By Sruthi Shankar, Khushi Singh and Pranav Kashyap
(Reuters) -UK equities closed Wednesday's volatile session higher as investors pondered the outlook for global rates after hotter-than-expected U.S. inflation data tempered expectations the Federal Reserve would cut rates several times this year.
The blue-chip FTSE 100 rose 0.3%, recovering from losses of as much as 0.2% earlier the session, helped by a 3.3% rise in Tesco (LON:TSCO) and banking stocks.
European markets recovered even as Wall Street indexes slid 1% after data showed U.S. consumer prices increased more than expected in March, pushing investors to bet the Fed would delay cutting rates until September.
"The reaction across markets has not been universal," said Chris Beauchamp, chief market analyst at online trading platform IG. "Faced with such an uncertain outlook for the US, where valuations are much higher, investors continue to find the unloved UK market a compelling destination."
Tesco's stock rose by as much as 6.5% earlier to touch its highest in nearly 10 years after Britain's biggest retailer forecast a further rise in profit, citing early signs of improving consumer sentiment.

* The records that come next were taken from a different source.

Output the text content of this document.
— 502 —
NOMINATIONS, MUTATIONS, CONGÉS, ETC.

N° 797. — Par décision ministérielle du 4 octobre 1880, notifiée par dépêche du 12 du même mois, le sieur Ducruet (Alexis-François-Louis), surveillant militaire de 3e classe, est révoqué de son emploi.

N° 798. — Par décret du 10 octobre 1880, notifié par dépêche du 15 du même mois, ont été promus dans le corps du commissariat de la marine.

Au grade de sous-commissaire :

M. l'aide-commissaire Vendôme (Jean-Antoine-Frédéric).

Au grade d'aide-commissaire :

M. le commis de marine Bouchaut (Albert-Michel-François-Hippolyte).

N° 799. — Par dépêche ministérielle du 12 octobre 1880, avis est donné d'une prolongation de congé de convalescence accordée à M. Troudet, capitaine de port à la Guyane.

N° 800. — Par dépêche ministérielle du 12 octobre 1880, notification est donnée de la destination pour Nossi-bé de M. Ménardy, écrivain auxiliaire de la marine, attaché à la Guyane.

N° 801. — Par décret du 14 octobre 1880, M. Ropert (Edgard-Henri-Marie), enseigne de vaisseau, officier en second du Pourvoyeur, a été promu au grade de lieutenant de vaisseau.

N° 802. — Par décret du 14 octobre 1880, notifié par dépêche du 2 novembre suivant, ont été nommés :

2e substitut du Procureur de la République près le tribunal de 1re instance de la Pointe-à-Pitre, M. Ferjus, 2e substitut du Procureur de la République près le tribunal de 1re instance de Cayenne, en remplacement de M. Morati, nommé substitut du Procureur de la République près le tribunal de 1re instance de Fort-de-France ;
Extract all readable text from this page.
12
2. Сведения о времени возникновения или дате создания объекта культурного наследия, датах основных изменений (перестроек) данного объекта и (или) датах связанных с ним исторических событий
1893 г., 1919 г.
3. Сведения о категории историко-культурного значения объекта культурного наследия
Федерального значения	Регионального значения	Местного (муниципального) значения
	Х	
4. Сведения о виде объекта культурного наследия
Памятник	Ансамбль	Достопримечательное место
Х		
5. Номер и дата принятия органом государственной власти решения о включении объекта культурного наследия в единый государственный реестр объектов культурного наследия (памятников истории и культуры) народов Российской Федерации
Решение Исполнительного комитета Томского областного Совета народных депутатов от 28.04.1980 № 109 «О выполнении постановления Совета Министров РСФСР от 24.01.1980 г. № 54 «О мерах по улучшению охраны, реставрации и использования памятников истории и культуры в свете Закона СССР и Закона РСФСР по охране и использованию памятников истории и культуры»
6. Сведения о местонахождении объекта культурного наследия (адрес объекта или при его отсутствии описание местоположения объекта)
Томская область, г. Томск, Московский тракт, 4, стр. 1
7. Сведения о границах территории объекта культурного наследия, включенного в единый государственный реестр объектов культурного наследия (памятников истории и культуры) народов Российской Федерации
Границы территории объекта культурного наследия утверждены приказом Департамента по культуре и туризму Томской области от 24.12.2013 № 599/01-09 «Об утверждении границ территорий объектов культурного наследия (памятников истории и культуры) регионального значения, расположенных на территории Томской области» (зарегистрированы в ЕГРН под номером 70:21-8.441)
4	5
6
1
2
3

The update lifted shares of other consumer companies including Reckitt Benckiser (LON:RKT), Tate & Lyle (LON:TATE) and Sainsbury's.
Meanwhile, British banks and insurers rose more than 1% each, supported by higher UK government bond yields as traders bet on interest rates staying higher for longer.
Money markets expect 56 basis points of interest rate cuts by the Bank of England this year and they see a 52% chance of the first cut arriving in June, according to LSEG data. That is more than the 44 bps of U.S. rate cuts priced in by investors, with the first cut from the Fed expected in July.
Britain's cost of living crisis shows signs of easing, an FCA survey showed.
Investors will closely monitor the European Central Bank's monetary policy decision on Thursday, and Britain's GDP figures on Friday.
The domestically oriented FTSE 250 gained 0.2%.
IQE (LON:IQE) surged 28.8% after the chip components maker forecast fiscal 2024 results to come within market expectations, supported by an improving order book.